To examine the effect of MIH silencing on molting, 20 individuals at the intermolt stage (C) were divided into two groups. Each individual in the experimental group was injected with 4 μg MIH1036-6 dsRNA, and each individual in the control group was injected with 4 μg EGFP dsRNA. The tails of all the individuals in different groups were dissected for observation of the molting stage under a microscope at 48 h after dsRNA injection. To test the effect of low cholesterol level on molting, 20 individuals at the early premolt stage (D0–D2) were divided into two groups. Each individual in the experimental group was injected with 5 μg atorvastatin calcium (Lipitor) predissolved in 20 μl PBS (with 2.50% DMSO), and each shrimp in the control group was injected with 20 μl PBS (with 2.50% DMSO). The uropods of all the individuals in the two groups were dissected for observation of the molting stage under a microscope at 48 h after injection.

Resequencing and SNP identification

A total of 22 shrimp individuals were selected for genome resequencing. These included eight wild individuals collected from Baja California Sur, Mexico, six cultured individuals selected for four generations in Ecuador, and eight individuals from four commercial breeding lines in China, the USA and Thailand (Supplementary Table 20), which had all been subjected to selective breeding for over 20 generations. The raw reads were mapped to the reference genome using BWA v0.7.12 70. The PCR duplicates of each of the samples were removed with Picard Mark Duplicates. Reads around INDELs from the BWA alignment were realigned using the IndelRealiger option in the Genome Analysis Toolkit (GATK). The HaplotypeCaller of the Genome Analysis Toolkit GATK was used to construct the general variant calling file (gVCF) for every individual. The individual gVCF files were combined by GenotypeGVCFs function to form a single variant calling file, which includes all the sites. A strict filtering of the SNP calls was carried out using the guidelines given by the Broad Institute using the options: “FS > 60.0 || MQ < 40.0 || QD < 2.0 || SOR > 3.0”. SNPs with minor allele frequency (MAFs) less than 5% were discarded. The missing rate of a genotype for population was 10%. Variants were annotated with the SNPeff annotation program to identify the synonymous and nonsynonymous mutations.

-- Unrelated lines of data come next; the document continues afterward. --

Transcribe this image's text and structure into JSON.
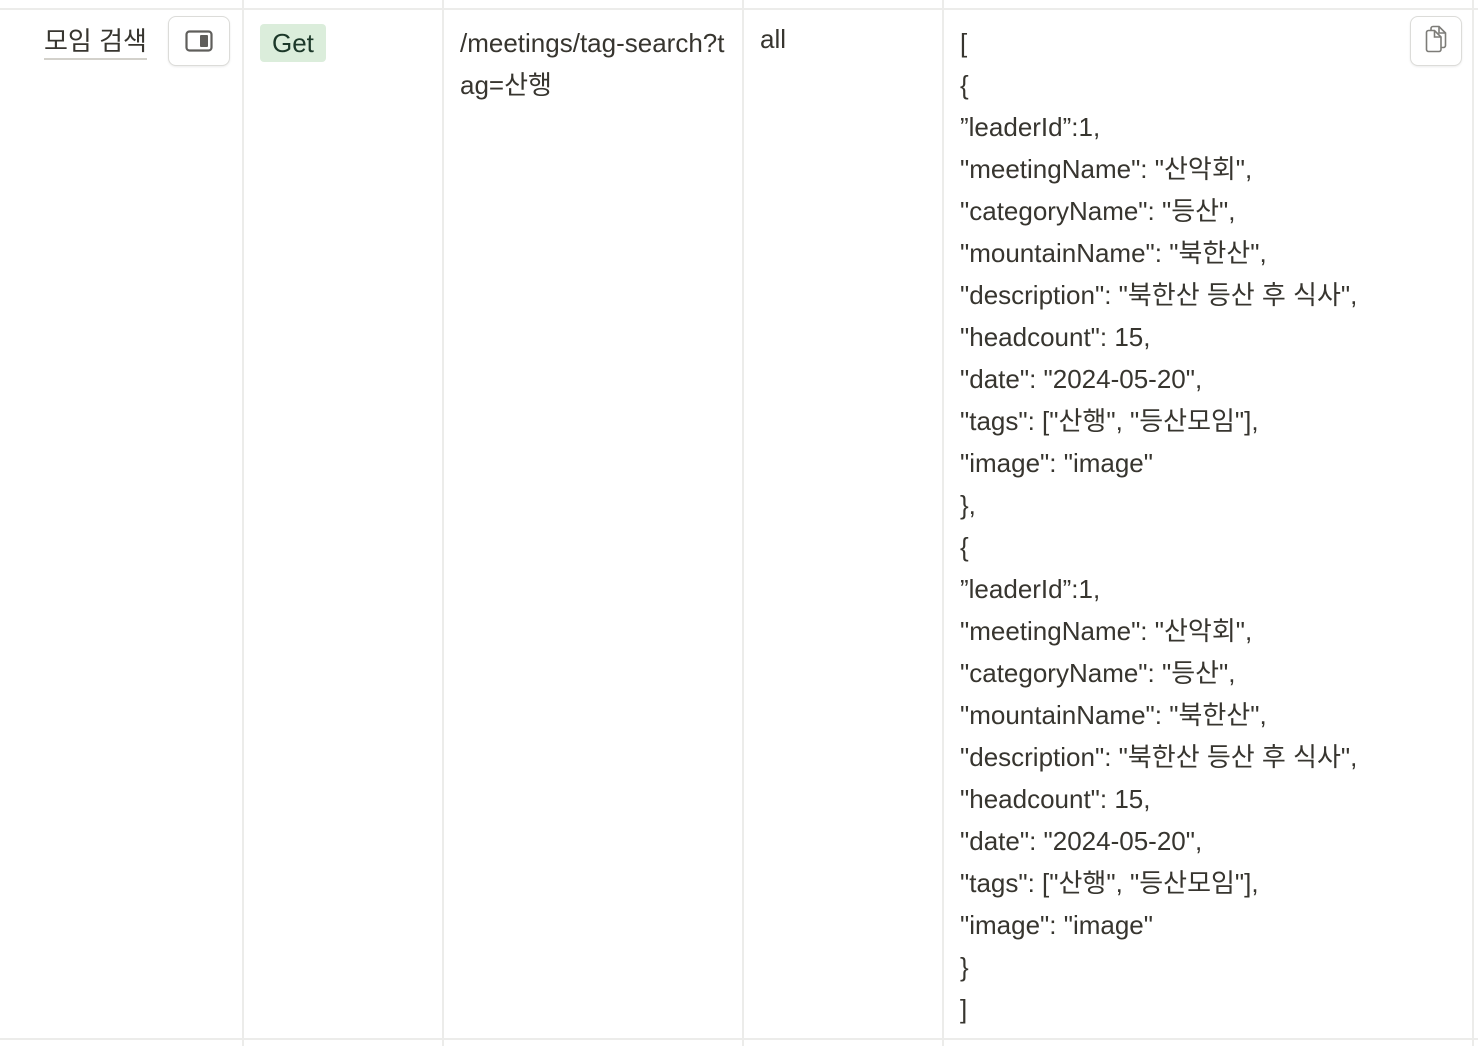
{
  "row": {
    "name": "모임 검색",
    "method": "Get",
    "url": "/meetings/tag-search?tag=산행",
    "auth": "all",
    "response_lines": [
      "[",
      "{",
      "”leaderId”:1,",
      "\"meetingName\": \"산악회\",",
      "\"categoryName\": \"등산\",",
      "\"mountainName\": \"북한산\",",
      "\"description\": \"북한산 등산 후 식사\",",
      "\"headcount\": 15,",
      "\"date\": \"2024-05-20\",",
      "\"tags\": [\"산행\", \"등산모임\"],",
      "\"image\": \"image\"",
      "},",
      "{",
      "”leaderId”:1,",
      "\"meetingName\": \"산악회\",",
      "\"categoryName\": \"등산\",",
      "\"mountainName\": \"북한산\",",
      "\"description\": \"북한산 등산 후 식사\",",
      "\"headcount\": 15,",
      "\"date\": \"2024-05-20\",",
      "\"tags\": [\"산행\", \"등산모임\"],",
      "\"image\": \"image\"",
      "}",
      "]"
    ]
  },
  "icons": {
    "open_in_side_peek": "side-peek-icon",
    "copy": "copy-icon"
  },
  "colors": {
    "method_tag_bg": "#dbeddb",
    "method_tag_text": "#1c3829",
    "grid_line": "#ececea",
    "text": "#37352f"
  }
}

Identification of candidate genes under breeding selection

A phylogenetic tree of the 22 individuals was constructed using filtered SNP by the SNPhylo software (parameters: -l 0.6, -m 0.05). To identify the genomic regions significantly affected by artificial breeding, we calculated pairwise nucleotide diversity (πwild/πbreeding) and divergence index (FST) between the wild and cultured populations using a sliding-window approach (100 Kb windows with 20 Kb increments) using VCFtools (http://vcftools.sourceforge.net/). The genomic regions with top 1% of rank level values for empirical percentiles detected by both methods were identified as potential selective sweeps. GO and KEGG enrichment of genes from the selective sweeps were performed using KOBAS (http://kobas.cbi.pku.edu.cn/).

Code availability

The associated Perl and Python scripts can be viewed and downloaded free at the github repository: https://github.com/jianbone/L_vannamei_genome. The software used for data analyses include: Trimmomatic v.0.35, BluePippin v6.31, Jellyfish-0.3, wtdbg-1.2.8, SMRT Analysis v2.3.0, BWA v0.7.12, SSPACE 3.0, Bowtie 2.3.4.3, CEGMA v3, RepeatModeler Open-1.0, RepeatMasker 4.0.5, Trinity v2.6.5, TopHat v1.2.1, Cufflinks v2.2.1, Exonerate v2.2.0, Augustus v2.5.5, Tophat v2.1.1, EvidenceModeler (EVM) r03062010, InterProScan 5, HMMER-3.0a1, miRDeep2, OrthoMCL v1.4, RAxML Workbench 1.0, MUSCLE 3.8.31, PAML v4.48a, MEGA7, Genome Analysis Toolkit (GATK) 3.6, SNPeff LGPLv3,VCFtools 1.0.0.0, KOBAS 3.0.